Dituding Jual Air Lebih Mahal Dibanding Singapura, Ini Jawaban Palyja
Palyja memastikan tarif air bersih yang selama ini dibebankan kepada pelanggan tidak lebih mahal dari tarif air di Singapura.
Editor: Sanusi
Laporan Wartawan Tribunnews.com, Fitri Wulandari
TRIBUNNEWS.COM, JAKARTA - PT PAM Lyonnaise Jaya (Palyja) memastikan tarif air bersih yang selama ini dibebankan kepada pelanggan tidak lebih mahal dari tarif air di Singapura.
Hal tersebut sekaligus membantah pernyataan Koalisi Masyarakat Menolak Swastanisasi Air Jakarta (KMMSAJ) yang menuding Palyja menjual air lebih mahal dari Singapura.
Meyritha Maryanie, Corporate Communications and Social Responsibility Division Head Palyja, mengatakan harga air di Singapura itu senilai 1 dolar AS atau sekitar Rp 13.000 per meter kubik.
Hal itu jelas berbeda dengan pernyataan KMMSAJ yang menyatakan harga air di Singapura hanya Rp 3.200.
"Bisa dicek di Public Utilities Board (PUB) milik Singapura, itu PDAM-nya mereka," kata Meyritha, saat berkunjung ke Redaksi Tribunnews, Palmerah, Jakarta, Selasa (12/4/2016) sore.
Meyritha menambahkan, bahwa tuduhan KMMSAJ salah, karena harga air di Indonesia bukan Rp 7.200 per meter kubik, melainkan Rp 1.000 per meter kubik,
"Kalau dilihat dari data, masyarakat menengah ke bawah hanya dibebankan untuk membayar Rp 1.000 per meter kubik," ujarnya.
Ia menegaskan pihaknya telah melakukan konfirmasi mengenai hal tersebut ke KMMSAJ, dan ia juga beranggapan bahwa pihak yang menuduh PT Palyja tersebut tidak memiliki bukti.
"Saya tanya ke mereka, ini Rp 7 ribu dapat dari mana, anda bayar air per meter kubik berapa, bisa dijabarkan ? mereka tidak dapat menjelaskannya ke saya," paparnya.
Selain menjawab tudingan KMMSAJ, Meyritha juga menyangkal tuduhan YLKI yang menganggap bahwa PT Palyja tidak mampu melayani pelanggan dengan baik.
Menurut Meyritha, kondisi saat ini yang terjadi yaitu jumlah pelanggan dan bahan baku tidak berimbang.
"Ibaratnya kami membuat kue, 2.000 kue dengan 1.000 kue, nah itu kan harusnya bahan bakunya dua kali lipat.

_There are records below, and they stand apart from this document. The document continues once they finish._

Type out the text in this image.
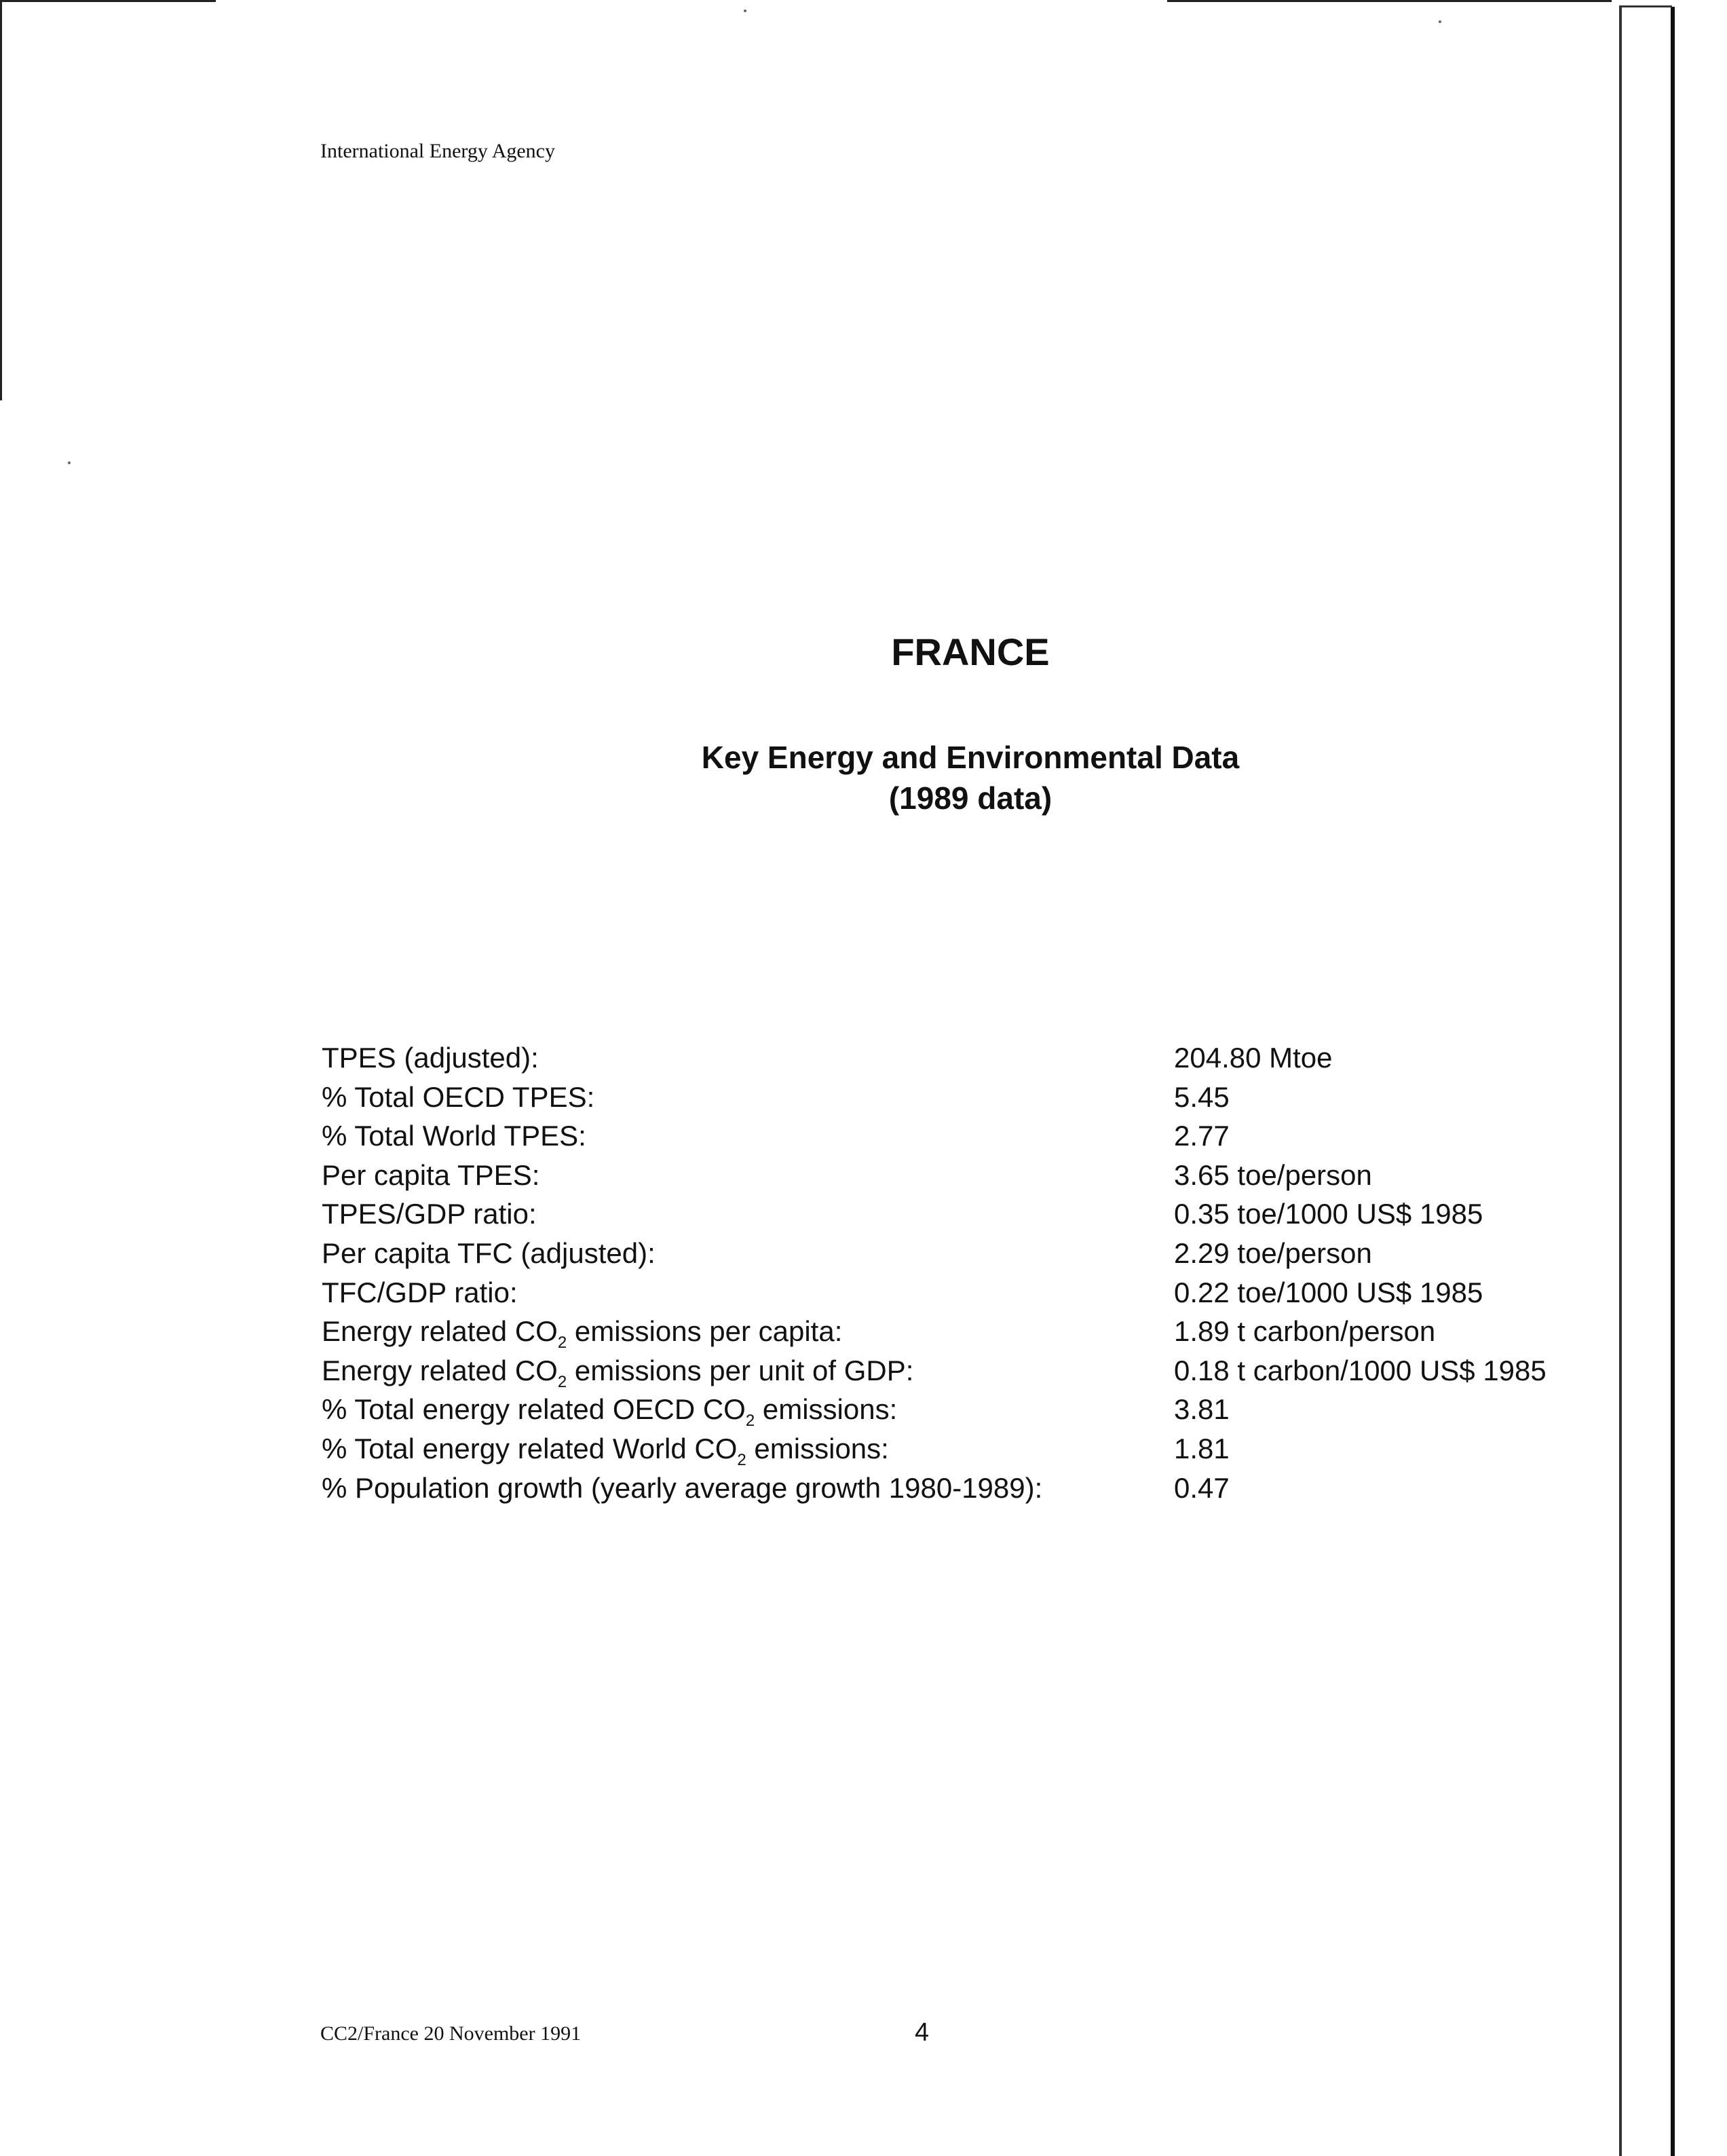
International Energy Agency
FRANCE
Key Energy and Environmental Data
(1989 data)
TPES (adjusted):	204.80 Mtoe
% Total OECD TPES:	5.45
% Total World TPES:	2.77
Per capita TPES:	3.65 toe/person
TPES/GDP ratio:	0.35 toe/1000 US$ 1985
Per capita TFC (adjusted):	2.29 toe/person
TFC/GDP ratio:	0.22 toe/1000 US$ 1985
Energy related $CO_2$ emissions per capita:	1.89 t carbon/person
Energy related $CO_2$ emissions per unit of GDP:	0.18 t carbon/1000 US$ 1985
% Total energy related OECD $CO_2$ emissions:	3.81
% Total energy related World $CO_2$ emissions:	1.81
% Population growth (yearly average growth 1980-1989):	0.47
CC2/France 20 November 1991	4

Sementara kami sejak tahun 98 itu bahan bakunya nggak nambah, dan pastinya cuma segitu-gitunya juga," katanya.
Berdasarkan data tersebut, menurutnya, YLKI seharusnya melihat upaya dan efisiensi yang telah dilakukan dengan menurunkan tingkat kehilangan air pelanggan.
"Kami sudah berusaha melayani dua kali lipat pelanggan, tadinya 200.000 sekarang 400.000, jadi disitu seharusnya bisa dilihat bagaimana upaya dan efisiensi yang kami lakukan. Dari mana kami bisa melayani itu, tentunya dari menurunkan tingkat kehilangan air tadi," ujarnya.